According to some scholars, a man’s divorce during his last illness is deemed invalid, for he might have intended to disinherit his wife by such a divorce. This kind of divorce is called by scholars “escapee’s divorce”, for such a husband “escapes” his wife’s right to inherit from him.
In this regard, the late Sheikh Hassanein Makhluf, former Mufti of Egypt, stated: The last illness is that during which pain keeps increasing till death. Juristically, it is agreed upon that the marriage must be well-established and in effect when one of the two spouses dies to entitle the other to inherit. That is to say, in order to be entitled to inherit from her deceased spouse, the wife must not be validly divorced or judgmentally divorced, such as being in her waiting period (`iddah) after a revocable divorce or an irrevocable divorce when the deceased has divorced her during his last illness without her request or consent. Accordingly, the deceased in the latter case is deemed an escapee for trying to disinherit his wife. Still, his death in this case, while she is in her waiting period after such a divorce, does not disinherit her; that is, she is still one of his legal heirs as a wife, and she is entitled to get half the eighth of the estate as a prescribed share, due to the existence of another wife of the deceased with legally-inheriting offspring.
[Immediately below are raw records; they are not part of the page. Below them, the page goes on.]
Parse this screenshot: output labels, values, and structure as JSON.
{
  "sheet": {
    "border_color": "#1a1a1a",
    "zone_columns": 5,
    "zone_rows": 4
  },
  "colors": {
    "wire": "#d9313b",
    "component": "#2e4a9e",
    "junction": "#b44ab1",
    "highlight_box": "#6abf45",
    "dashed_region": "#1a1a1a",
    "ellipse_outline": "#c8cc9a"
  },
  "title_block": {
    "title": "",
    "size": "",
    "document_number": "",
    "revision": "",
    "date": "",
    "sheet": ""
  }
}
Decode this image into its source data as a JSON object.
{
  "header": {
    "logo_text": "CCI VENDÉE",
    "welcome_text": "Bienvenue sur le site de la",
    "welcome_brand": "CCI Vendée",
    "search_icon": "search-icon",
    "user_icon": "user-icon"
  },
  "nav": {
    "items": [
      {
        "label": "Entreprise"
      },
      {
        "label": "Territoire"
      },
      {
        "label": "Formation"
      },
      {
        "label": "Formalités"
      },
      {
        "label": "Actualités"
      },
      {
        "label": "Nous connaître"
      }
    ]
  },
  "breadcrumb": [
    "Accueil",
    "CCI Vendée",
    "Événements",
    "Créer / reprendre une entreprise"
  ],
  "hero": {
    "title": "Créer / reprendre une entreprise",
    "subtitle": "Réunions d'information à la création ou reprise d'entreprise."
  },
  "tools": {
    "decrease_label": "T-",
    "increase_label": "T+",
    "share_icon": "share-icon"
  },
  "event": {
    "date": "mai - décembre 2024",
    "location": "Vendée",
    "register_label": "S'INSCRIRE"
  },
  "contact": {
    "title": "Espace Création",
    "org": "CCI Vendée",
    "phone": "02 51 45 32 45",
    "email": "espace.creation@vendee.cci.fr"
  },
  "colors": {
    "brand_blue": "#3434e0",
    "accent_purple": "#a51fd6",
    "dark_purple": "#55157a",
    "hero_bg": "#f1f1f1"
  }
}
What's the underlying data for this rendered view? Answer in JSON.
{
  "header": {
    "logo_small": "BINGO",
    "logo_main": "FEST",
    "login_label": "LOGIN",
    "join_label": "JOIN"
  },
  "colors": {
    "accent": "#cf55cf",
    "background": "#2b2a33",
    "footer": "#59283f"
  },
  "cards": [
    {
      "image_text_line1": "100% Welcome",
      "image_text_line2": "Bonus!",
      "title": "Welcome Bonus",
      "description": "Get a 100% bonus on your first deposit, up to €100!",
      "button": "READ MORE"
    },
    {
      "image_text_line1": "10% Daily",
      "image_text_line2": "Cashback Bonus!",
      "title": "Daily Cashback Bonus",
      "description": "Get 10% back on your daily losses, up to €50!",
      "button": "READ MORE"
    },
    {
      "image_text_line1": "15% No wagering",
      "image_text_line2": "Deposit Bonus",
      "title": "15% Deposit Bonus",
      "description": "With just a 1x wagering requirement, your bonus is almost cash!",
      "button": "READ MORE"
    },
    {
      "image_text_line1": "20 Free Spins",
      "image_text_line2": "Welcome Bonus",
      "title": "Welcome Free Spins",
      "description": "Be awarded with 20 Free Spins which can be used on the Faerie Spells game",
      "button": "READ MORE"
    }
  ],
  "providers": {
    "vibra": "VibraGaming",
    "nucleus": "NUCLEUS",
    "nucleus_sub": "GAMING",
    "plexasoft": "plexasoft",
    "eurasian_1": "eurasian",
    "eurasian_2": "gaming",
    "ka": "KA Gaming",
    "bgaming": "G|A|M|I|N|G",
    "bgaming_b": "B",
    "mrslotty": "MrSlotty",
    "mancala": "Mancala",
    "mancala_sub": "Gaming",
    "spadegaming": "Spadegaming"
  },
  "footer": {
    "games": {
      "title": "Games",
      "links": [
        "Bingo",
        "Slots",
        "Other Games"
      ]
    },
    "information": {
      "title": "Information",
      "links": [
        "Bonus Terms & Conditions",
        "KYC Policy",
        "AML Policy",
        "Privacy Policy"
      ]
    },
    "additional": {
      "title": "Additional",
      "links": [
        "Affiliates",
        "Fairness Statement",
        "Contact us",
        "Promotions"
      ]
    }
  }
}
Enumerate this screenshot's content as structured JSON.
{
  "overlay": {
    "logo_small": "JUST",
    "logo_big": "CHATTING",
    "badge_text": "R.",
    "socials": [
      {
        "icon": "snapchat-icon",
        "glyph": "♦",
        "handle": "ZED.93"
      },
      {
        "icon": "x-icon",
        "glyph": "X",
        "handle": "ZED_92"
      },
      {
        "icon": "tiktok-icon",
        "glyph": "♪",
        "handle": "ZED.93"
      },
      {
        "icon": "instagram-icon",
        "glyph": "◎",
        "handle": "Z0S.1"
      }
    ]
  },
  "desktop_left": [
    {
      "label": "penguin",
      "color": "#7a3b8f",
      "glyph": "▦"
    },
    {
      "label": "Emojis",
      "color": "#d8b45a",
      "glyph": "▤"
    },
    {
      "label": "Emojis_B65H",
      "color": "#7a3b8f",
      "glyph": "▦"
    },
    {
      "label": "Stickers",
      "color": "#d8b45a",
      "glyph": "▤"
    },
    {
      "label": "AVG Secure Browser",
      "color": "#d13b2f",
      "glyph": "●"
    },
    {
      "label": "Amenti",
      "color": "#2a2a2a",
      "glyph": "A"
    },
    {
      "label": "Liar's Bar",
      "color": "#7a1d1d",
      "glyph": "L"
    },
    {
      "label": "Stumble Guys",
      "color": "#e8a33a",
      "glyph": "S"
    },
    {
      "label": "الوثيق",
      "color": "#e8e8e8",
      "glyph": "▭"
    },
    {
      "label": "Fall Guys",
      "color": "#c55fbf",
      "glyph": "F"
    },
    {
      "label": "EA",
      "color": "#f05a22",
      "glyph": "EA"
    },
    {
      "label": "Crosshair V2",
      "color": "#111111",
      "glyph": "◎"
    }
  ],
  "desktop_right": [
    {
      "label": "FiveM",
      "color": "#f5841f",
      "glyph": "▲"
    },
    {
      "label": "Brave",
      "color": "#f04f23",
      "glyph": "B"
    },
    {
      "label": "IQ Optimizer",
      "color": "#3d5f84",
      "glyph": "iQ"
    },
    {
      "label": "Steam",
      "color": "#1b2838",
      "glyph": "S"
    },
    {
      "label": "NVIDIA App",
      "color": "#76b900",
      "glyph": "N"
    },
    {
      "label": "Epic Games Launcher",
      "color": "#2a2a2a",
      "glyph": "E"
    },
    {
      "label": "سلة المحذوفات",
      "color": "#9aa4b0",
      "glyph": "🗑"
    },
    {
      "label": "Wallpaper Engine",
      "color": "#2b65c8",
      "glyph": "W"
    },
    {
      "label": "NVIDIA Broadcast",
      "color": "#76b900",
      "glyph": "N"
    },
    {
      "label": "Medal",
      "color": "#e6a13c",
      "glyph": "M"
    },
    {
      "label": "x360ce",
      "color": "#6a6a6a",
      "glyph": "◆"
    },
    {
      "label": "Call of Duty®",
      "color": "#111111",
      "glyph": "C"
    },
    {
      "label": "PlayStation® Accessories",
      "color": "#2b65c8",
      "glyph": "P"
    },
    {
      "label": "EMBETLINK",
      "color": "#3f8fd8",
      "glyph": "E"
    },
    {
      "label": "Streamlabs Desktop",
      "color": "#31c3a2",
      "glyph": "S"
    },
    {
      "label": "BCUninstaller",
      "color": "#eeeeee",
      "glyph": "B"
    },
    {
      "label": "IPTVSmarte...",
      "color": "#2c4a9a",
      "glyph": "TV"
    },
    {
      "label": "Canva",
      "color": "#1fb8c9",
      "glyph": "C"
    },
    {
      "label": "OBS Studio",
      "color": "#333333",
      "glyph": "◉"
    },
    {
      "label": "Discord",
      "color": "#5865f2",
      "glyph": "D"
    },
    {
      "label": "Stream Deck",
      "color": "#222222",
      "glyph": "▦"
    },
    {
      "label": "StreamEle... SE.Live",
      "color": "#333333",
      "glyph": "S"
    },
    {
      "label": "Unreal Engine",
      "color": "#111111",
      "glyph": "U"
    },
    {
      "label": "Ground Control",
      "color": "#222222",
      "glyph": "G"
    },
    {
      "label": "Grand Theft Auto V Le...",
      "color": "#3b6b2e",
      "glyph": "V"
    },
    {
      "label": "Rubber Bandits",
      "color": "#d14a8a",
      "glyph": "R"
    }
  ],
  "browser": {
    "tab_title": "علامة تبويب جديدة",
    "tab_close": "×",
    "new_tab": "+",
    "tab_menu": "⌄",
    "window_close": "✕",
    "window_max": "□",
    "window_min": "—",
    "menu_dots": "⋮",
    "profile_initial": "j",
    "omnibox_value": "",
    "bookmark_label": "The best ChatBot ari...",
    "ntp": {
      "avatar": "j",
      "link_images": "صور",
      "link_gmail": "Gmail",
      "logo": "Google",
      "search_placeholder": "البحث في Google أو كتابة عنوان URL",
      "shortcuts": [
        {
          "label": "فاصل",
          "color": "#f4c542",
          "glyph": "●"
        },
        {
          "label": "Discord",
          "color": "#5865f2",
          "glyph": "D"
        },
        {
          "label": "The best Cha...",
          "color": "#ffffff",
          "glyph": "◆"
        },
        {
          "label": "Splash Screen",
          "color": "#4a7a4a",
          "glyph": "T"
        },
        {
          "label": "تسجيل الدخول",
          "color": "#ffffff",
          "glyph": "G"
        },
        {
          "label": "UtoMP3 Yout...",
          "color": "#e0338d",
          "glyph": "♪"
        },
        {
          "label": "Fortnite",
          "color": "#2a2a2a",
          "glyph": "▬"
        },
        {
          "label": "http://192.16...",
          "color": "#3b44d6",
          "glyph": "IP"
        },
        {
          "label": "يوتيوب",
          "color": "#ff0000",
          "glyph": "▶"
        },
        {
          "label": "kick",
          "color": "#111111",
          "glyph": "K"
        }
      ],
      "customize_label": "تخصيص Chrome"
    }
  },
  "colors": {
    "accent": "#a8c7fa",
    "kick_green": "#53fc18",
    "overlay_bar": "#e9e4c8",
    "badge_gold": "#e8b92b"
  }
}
In this connection, Ibn Taymiyah, the Sheikh of Islam, states in his book Majmu` Al-Fatawa:
This issue is related to the case of divorcing one’s wife after the consummation of marriage and during one’s last illness. According to the early and the late Muslim scholars, the ex-wife is entitled to inherit from the deceased in this case. That was the judgment of `Uthman ibn `Affan (may Allah be pleased with him) in the case of Tumadur bint Al-Asbagh, the ex-wife of `Abdur-Rahman ibn `Awf whom he had divorced during his last illness. This is also the opinion adopted by the juristic schools of Imam Malik, Imam Ahmad, Imam Abu Hanifah, and Imam Ash-Shafi`i.
There are some questions in such cases. For example, is such a divorced woman entitled to inherit from her deceased husband (who had divorced her during his last illness) if his death was after the passage of her waiting period? Another question is: What if such a divorce took place before the consummation of the marriage? In these two cases, there are two different juristic opinions; the most correct view is that the woman is still entitled to inherit from the deceased. This is the opinion of Imam Malik, the well-known opinion attributed to Imam Ahmad, and one of the opinions attributed to Imam Ash-Shafi`i. It is based on the narration that `Uthman judged in a similar case that the woman was entitled to get her prescribed share of the estate, though the divorce had taken place after the passage of her waiting period. This is because during his last illness, the man is regarded as legally incompetent under guardianship; thus, he cannot dispose of his wife’s share of the estate or that of any of his legal heirs. Moreover, he does not have the right to grant an extra share to any of his legal heirs, nor does he have the right to grant any non-inheriting person more than one-third of the estate, exactly as he does not have these rights after his death. Since the case of last illness is legally the same as that of death when it comes to inheritance, and since one cannot disinherit one’s wife after his death, one cannot disinherit her during one’s last illness. Divorce in this case is commonly known by scholars as “escapee’s divorce,” and this is the most correct view which I can give as a judgment.